From what Professor Vivanco says, media like comics are a way to help open the doors by making information more available to non-specialists.  He points out something I know very well:  Academic discourse has a language and culture all of its own and, because they are learned by relatively few people, reach very few people.  The same could be said for any number of professions related to urban planning and policy-making, such as law, engineering and environmental psychology.  Comics and other graphic media can also help people who are not specialists--and busy professionals who don't have the time or inclination to read lengthy tomes or ponderous articles on topics outside of their fields--to better understand how the struggle to get better conditions for cyclists is related to other efforts to make cities and other environments more livable and sustainable. 


Most important, perhaps, comics like Professor Vivanco's can show how demands for better air quality and bike lanes are not new, and are not battles that can be won today and forgotten tomorrow.





I'll close by saying that I like Vivanco's drawings:  They remind me of the work of Rick Morrall, who did the illustrations for Tom Cuthbertson's bike-related writings.  At least, I think that's what Morrall's work would look like if Bike Tripping  had been published in 1892 instead of 1972.

17 June 2016

Before Cycling Caused Sterility, There Was "Bicycle Face"

Every decade or so, someone resurrects the rumor that cycling causes sterility--or other kinds of sexual dysfunction--in men.  And it usually dies down after some prominent cyclist or journalist points out that nearly all top-level racers--and most in the lower echelons--have more than one child.  

Hey, when I was riding with the Central Jersey Bike Club, one of our ride captains fathered a child at age 62!


Still, the rumor that cycling causes sterility might make the rounds again soon--especially since we have the Internet now.  But even with that technological marvel, another cycling-related rumor probably won't start.


It's not just becaue the rumor has been dead for a century or so.  The  reason, I think, the rumor I'll metion won't circulate is that it incubated in a social environment very different from what we have today.


That social environment was the first bike boom in America, during the 1890s and the first decade of the 20th Century.  In it, women started to unlace their corsets and toss them away--to a large degree because the women began riding bicycles.  They were still a decade from having the right to vote, and feminists of that time were working to make it happen.  Few things made some religious fundamentalists and social conservatives more leery than women going to the voting booth and choosing the candidates they thought best.


Those fearful men included some doctors and others in the health professions.  They were not above making up a condition to scare women out of riding--or to get the men in their lives to discourage or forbid them from getting on their bikes.
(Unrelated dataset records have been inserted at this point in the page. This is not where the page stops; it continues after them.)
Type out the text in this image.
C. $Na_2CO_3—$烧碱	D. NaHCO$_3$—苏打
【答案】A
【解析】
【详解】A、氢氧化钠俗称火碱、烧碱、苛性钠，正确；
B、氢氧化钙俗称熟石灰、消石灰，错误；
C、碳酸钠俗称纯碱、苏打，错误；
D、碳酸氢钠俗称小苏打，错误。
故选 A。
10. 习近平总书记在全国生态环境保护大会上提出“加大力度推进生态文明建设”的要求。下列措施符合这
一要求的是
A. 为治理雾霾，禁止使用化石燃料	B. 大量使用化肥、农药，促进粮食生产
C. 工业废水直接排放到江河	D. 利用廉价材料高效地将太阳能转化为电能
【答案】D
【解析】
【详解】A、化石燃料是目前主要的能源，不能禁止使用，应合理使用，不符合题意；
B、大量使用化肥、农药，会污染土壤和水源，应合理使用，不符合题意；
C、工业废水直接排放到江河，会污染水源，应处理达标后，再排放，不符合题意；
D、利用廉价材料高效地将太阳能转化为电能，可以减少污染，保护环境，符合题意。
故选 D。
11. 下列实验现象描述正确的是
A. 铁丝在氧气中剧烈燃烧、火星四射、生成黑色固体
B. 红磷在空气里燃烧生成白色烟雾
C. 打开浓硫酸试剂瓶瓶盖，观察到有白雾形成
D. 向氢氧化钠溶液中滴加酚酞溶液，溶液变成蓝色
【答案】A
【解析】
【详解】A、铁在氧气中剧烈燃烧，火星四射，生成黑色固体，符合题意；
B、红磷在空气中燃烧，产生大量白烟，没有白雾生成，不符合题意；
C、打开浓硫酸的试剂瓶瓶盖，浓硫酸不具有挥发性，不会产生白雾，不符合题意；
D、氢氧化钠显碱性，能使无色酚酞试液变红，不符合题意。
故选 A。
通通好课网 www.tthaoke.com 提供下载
What was that malady those doctors concocted?  "Bicycle face".  Yes, you read that right.  "Over-exertion, the upright position on the wheel and the unconscious attempt to maintain one's balance tend to produce a weary and exhausted face,"  noted the Literary Digest in 1895.  




The article went on to describe the condition:  "usually flushed, but sometimes pale, often with lips more or less drawn, and the beginings of shadows under the eyes, and always with an expression of weariness".


Hmm...That describes a lot graduate students I've seen.